LED Array Question

Thread Starter

jappy

Joined Nov 28, 2008
13
Hello all and happy holidays!
I have 8 groups of six 2volt leds in series powered by 12v (please see attached). I would like to run the leds @ 30ma but I am perplexed with the idea that once the voltage has run through the leds there is 0 volts left. With that said if I just plugged this straight into the 12v power supply how would I predict what the millamps are of the leds? Thanks for any insight.

 

leftyretro

Joined Nov 25, 2008
395
Hello all and happy holidays!
I have 8 groups of six 2volt leds in series powered by 12v (please see attached). I would like to run the leds @ 30ma but I am perplexed with the idea that once the voltage has run through the leds there is 0 volts left. With that said if I just plugged this straight into the 12v power supply how would I predict what the millamps are of the leds? Thanks for any insight.

You don't power leds with a fixed voltage, you use a series resistor that limits the current through the led's to there recommended forward current flow. Each of the strings of 6 leds in your picture should have a resistor in series with that string.
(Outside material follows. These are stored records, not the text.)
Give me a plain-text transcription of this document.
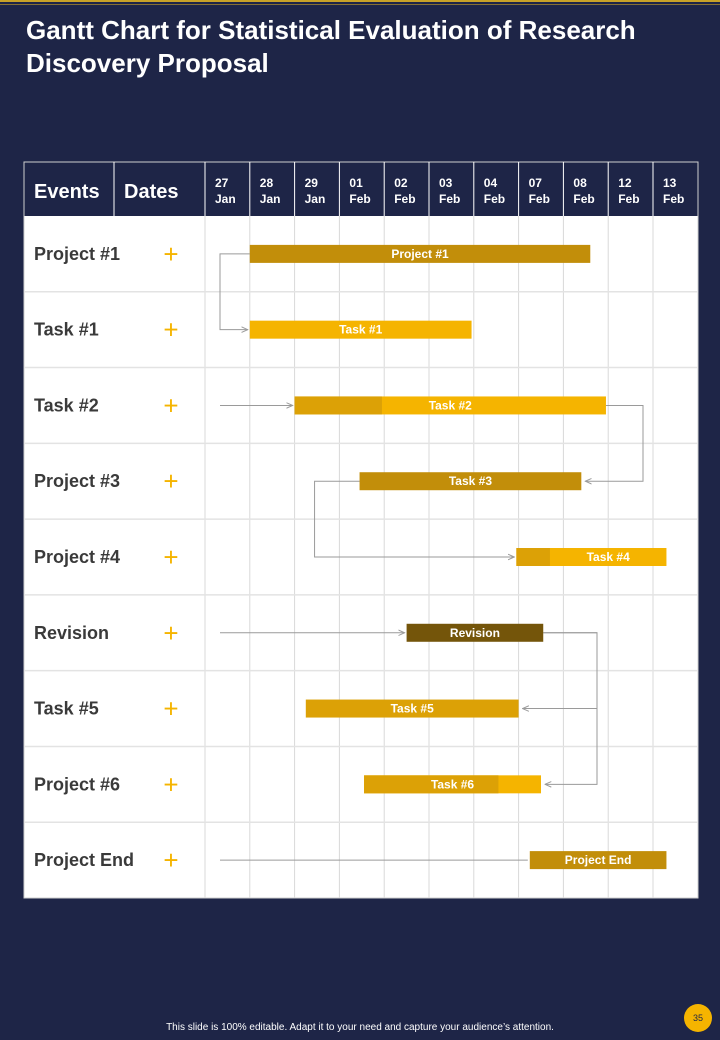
Gantt Chart for Statistical Evaluation of Research Discovery Proposal
Events Dates	27
Jan
28
Jan
29
Jan
01
Feb
02
Feb
03
Feb
04
Feb
07
Feb
08
Feb
12
Feb
13
Feb
Project #1 +
Task #1 +
Task #2 +
Project #3 +
Project #4 +
Revision +
Task #5 +
Project #6 +
Project End +
Project #1
Task #1
Task #2
Task #3
Task #4
Revision
Task #5
Task #6
Project End
This slide is 100% editable. Adapt it to your need and capture your audience’s attention.
35
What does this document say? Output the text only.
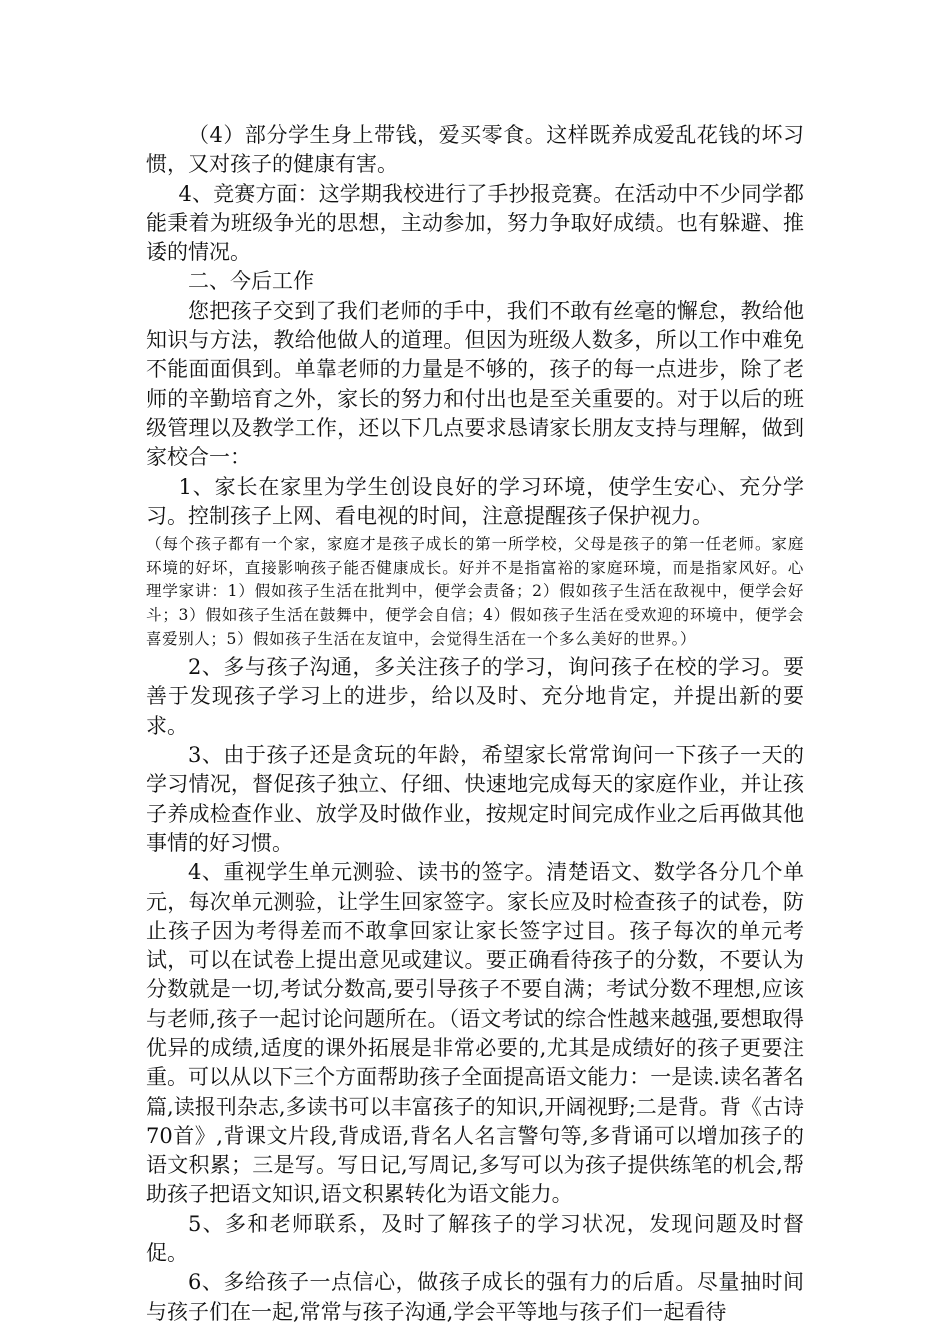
（4）部分学生身上带钱，爱买零食。这样既养成爱乱花钱的坏习惯，又对孩子的健康有害。

4、竞赛方面：这学期我校进行了手抄报竞赛。在活动中不少同学都能秉着为班级争光的思想，主动参加，努力争取好成绩。也有躲避、推诿的情况。

二、今后工作

您把孩子交到了我们老师的手中，我们不敢有丝毫的懈怠，教给他知识与方法，教给他做人的道理。但因为班级人数多，所以工作中难免不能面面俱到。单靠老师的力量是不够的，孩子的每一点进步，除了老师的辛勤培育之外，家长的努力和付出也是至关重要的。对于以后的班级管理以及教学工作，还以下几点要求恳请家长朋友支持与理解，做到家校合一：

1、家长在家里为学生创设良好的学习环境，使学生安心、充分学习。控制孩子上网、看电视的时间，注意提醒孩子保护视力。

（每个孩子都有一个家，家庭才是孩子成长的第一所学校，父母是孩子的第一任老师。家庭环境的好坏，直接影响孩子能否健康成长。好并不是指富裕的家庭环境，而是指家风好。心理学家讲：1）假如孩子生活在批判中，便学会责备；2）假如孩子生活在敌视中，便学会好斗；3）假如孩子生活在鼓舞中，便学会自信；4）假如孩子生活在受欢迎的环境中，便学会喜爱别人；5）假如孩子生活在友谊中，会觉得生活在一个多么美好的世界。）

2、多与孩子沟通，多关注孩子的学习，询问孩子在校的学习。要善于发现孩子学习上的进步，给以及时、充分地肯定，并提出新的要求。

3、由于孩子还是贪玩的年龄，希望家长常常询问一下孩子一天的学习情况，督促孩子独立、仔细、快速地完成每天的家庭作业，并让孩子养成检查作业、放学及时做作业，按规定时间完成作业之后再做其他事情的好习惯。

4、重视学生单元测验、读书的签字。清楚语文、数学各分几个单元，每次单元测验，让学生回家签字。家长应及时检查孩子的试卷，防止孩子因为考得差而不敢拿回家让家长签字过目。孩子每次的单元考试，可以在试卷上提出意见或建议。要正确看待孩子的分数，不要认为分数就是一切,考试分数高,要引导孩子不要自满；考试分数不理想,应该与老师,孩子一起讨论问题所在。（语文考试的综合性越来越强,要想取得优异的成绩,适度的课外拓展是非常必要的,尤其是成绩好的孩子更要注重。可以从以下三个方面帮助孩子全面提高语文能力：一是读.读名著名篇,读报刊杂志,多读书可以丰富孩子的知识,开阔视野;二是背。背《古诗70首》,背课文片段,背成语,背名人名言警句等,多背诵可以增加孩子的语文积累；三是写。写日记,写周记,多写可以为孩子提供练笔的机会,帮助孩子把语文知识,语文积累转化为语文能力。

5、多和老师联系，及时了解孩子的学习状况，发现问题及时督促。

6、多给孩子一点信心，做孩子成长的强有力的后盾。尽量抽时间与孩子们在一起,常常与孩子沟通,学会平等地与孩子们一起看待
The value is calculated as voltage source - total diode string voltage drop divided by desired current (.030 amps in your case). So if each diode has a 1.5v drop (find out from a data sheet what drop your specific diodes have) then the resistor for each string should be 100ohms. The fact that you have eight parallel strings of LEDs has not effect, it's the same with one string to a million strings in parallel, just the total battery current drain changes.

Does that all make sense?

Lefty
 

Thread Starter

jappy

Joined Nov 28, 2008
13
Plenty of sense, thank you. The forward voltage of the leds are 2volts. I bought this module off the internet and I'm curious why it was set up this way. :confused:
 

leftyretro

Joined Nov 25, 2008
395
Plenty of sense, thank you. The forward voltage of the leds are 2volts. I bought this module off the internet and I'm curious why it was set up this way. :confused:
Well if they are 2volt drop each then you can't use them safely in a 12 volt system as 6X2 = 12 and there would be no voltage left to limit current through a resistor.

If you can't drive them with a higher voltage then I'm not sure how you can use them safely at 12vdc. The problem is that LEDs vary a little from each other in exact voltage drop so one string is bound to draw too much current and burn out, there has to be a form of current limit or regulation to work correctly.
Lefty

Do you have a link to a data sheet or the ad you bought them from?
 

Thread Starter

jappy

Joined Nov 28, 2008
13
Ah ok. I'll try and find the data sheet. So I can throw 14volts at them but my only option is to put a resistor inline with the V+. And if I do this and one row burns out this increases the amount of current on the other rows leading into a failure cascade, correct?
 

leftyretro

Joined Nov 25, 2008
395
Ah ok. I'll try and find the data sheet. So I can throw 14volts at them but my only option is to put a resistor inline with the V+. And if I do this and one row burns out this increases the amount of current on the other rows leading into a failure cascade, correct?
Yes, 14vdc would work. Each series string would require it's own 66 ohm resistor (closest standard value = or higher then 66 ohms) and there is no cascade failure scenario as each string in limited to 30ma no matter how many strings are wired in parallel. You can't use just one resistor for the whole array as the LED's don't share current well.